Across the markets tracked for the quarterly Savills Prime Office Costs report, total costs for occupiers increased by 0.3% in the second quarter, continuing a trend from the first quarter and showing signs of the emergence of a degree of cautious optimism among landlords in some locations. Across the 30 markets covered in the SPOC report, average vacancy rates stand at 15.2%, up 1.1 percentage points from the previous quarter.
Rents have risen marginally while fit-out costs continue to increase. Fit-out cost rises were much lower than in recent quarters at 1.2%, as constraints across global supply chains and other construction bottlenecks ease.
Trends vary by region. In Asia Pacific, hybrid working trends have not become an intrinsic working pattern as in other locations, so there have been higher utilisation rates, an average of over 90% compared to an average of 65% for EMEA and the US. This steadiness has carried over to the pricing for prime office space, with most of the markets seeing 0% – 1% growth in overall costs during the quarter. European markets and the Americas locations have seen lower levels of change in the second quarter, with most markets recording marginal levels of cost growth. Across American markets, rental costs are largely flat, though flagship buildings in the most prime locations are beginning to see marginal increases in rents as the flight to quality continues to gather steam. At a city level, the highest cost increases across the 30 markets that we monitor were noted in Ho Chi Min City (4.6%), Paris (3.7%) and Dubai (2.7%). Costs dropped in only four markets Frankfurt (-4.8%), Berlin (-3.4%), Sydney (-0.8%) and Shanghai (-0.4%).
Focus on the US
The US is often described as a monolith, with all trends affecting all locations equally. However, the country can see wide varieties of effects from different global trends across and between regions, and even cities. Across the country, the flight to quality trend still prevails with many deep-pocketed occupiers seeking out the best quality spaces with the latest and greatest amenities to attract and retain top talent.
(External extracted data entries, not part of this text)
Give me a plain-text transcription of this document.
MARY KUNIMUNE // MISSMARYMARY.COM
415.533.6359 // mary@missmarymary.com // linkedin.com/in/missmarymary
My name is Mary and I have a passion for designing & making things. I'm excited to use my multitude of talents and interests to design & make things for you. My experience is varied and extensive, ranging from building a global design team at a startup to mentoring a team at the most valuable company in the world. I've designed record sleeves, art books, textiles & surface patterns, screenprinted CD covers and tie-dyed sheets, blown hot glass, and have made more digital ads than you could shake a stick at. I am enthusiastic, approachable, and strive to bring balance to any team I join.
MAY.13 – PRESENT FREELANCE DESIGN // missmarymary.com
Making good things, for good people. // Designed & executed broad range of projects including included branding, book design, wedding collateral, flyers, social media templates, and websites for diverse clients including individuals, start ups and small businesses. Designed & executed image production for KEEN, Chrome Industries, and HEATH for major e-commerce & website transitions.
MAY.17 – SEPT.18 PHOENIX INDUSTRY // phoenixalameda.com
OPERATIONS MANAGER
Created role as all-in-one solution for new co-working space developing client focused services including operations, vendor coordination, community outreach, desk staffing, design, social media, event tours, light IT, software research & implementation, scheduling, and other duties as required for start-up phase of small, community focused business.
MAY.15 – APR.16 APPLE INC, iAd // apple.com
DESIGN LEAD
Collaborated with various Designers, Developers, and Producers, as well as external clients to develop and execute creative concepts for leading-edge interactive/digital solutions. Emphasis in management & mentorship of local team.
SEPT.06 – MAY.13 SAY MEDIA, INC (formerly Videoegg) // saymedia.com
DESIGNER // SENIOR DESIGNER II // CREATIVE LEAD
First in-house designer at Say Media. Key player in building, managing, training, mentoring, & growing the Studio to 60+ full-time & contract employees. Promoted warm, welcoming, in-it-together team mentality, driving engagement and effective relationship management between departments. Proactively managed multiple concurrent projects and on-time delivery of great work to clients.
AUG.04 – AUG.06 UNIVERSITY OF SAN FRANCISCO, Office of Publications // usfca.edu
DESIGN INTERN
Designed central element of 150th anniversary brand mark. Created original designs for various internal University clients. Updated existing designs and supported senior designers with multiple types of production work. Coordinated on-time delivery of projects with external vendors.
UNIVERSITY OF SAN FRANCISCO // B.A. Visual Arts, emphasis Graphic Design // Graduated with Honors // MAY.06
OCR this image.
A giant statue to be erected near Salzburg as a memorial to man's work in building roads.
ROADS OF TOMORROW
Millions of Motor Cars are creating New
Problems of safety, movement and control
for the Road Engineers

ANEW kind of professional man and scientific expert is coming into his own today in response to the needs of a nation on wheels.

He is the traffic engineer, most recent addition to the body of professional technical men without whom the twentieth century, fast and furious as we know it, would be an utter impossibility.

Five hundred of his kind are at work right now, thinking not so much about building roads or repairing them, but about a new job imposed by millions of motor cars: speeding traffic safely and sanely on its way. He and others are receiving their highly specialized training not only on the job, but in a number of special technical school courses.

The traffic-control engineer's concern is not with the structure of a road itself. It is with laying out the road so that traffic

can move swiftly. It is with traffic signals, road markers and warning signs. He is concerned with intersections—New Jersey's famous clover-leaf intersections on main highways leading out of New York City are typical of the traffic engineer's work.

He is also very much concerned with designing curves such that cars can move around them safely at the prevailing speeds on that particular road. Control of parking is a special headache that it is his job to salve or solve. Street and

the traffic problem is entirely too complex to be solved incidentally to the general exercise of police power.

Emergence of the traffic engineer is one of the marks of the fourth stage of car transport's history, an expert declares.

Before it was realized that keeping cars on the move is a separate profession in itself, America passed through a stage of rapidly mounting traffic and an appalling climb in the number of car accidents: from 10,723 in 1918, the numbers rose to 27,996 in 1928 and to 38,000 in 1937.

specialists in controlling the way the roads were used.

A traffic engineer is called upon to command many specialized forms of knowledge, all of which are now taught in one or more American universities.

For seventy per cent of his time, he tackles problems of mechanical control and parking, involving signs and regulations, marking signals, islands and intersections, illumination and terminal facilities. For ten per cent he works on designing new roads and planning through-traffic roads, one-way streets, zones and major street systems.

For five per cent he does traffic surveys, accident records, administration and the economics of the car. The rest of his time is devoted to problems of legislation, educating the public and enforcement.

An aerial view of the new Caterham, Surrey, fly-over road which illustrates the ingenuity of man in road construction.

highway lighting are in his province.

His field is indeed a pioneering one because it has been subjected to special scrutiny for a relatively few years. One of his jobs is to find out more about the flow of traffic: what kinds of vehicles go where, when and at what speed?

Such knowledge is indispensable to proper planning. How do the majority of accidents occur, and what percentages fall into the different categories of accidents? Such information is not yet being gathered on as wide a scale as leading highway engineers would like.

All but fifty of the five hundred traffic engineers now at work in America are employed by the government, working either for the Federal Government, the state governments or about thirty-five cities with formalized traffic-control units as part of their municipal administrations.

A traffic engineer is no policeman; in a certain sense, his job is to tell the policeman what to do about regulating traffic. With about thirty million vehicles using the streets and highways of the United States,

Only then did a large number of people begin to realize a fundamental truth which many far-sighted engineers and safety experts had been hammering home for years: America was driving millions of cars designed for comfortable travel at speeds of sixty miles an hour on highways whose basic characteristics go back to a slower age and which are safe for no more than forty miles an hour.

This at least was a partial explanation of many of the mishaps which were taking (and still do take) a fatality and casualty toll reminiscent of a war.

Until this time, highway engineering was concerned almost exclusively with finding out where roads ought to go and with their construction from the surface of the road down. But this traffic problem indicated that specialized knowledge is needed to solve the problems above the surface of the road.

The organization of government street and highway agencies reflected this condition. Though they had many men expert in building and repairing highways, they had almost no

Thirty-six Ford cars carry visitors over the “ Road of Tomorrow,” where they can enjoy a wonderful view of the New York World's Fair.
The preference among occupiers for trophy space in the United States is continuing to push asking rents in that market segment. Average asking rents overall are up modestly, with Midtown Manhattan Class A rents up 1.7% quarter-over-quarter. Other classes are seeing lower levels of rental growth. However, there is an abundance of space to suit all needs.
At the same time as rents are beginning to tick up, there are many markets which are experiencing growing amounts of available space, which is putting upward pressure on concession packages and downward pressure on taking rents in what is a historically tenant-favourable market. Office availability across the US is at record levels in most markets. For New York in particular, the office availability rate is at a record 19.7% and the vacancy rate stands at 15.6%. Some of the space is being let, while other spaces have begun the conversion process from office to residential, where the floorplates and locations make it possible.
Prime Office Vacancy Rate – Q2 2023
US availability rates lead global office vacancy
Source: Savills Research
Note: North America uses availability rates rather than vacancy rates. Availability rate includes office spaces that are occupied but available for rent
For occupiers that are looking to change their office spaces, a large number are choosing to wait until the end of their lease terms to make the move, especially given the overall level of uncertainty around the economy. Depending on occupiers and their specific needs, tenants across the United States are not all downsizing – a significant segment of occupiers are upsizing or moving into similarly large spaces in different locations, with renewals and expansions accounting for 49% of transactions.
In the near term, occupiers are taking a ‘wait and see’ approach to their office space moves, and it is likely that the majority of transactions will be at lease expiry. There is optimism in the market though; according to Marisha Clinton, Senior Director, Northeast Regional Research, Savills US, “it is a great time to be an occupier and tenant, as the markets remain highly tenant-favourable for all industries where landlords are still generous in their concessions and are offering great deals. And while it is building and landlord specific, the overall picture is very positive for tenants.”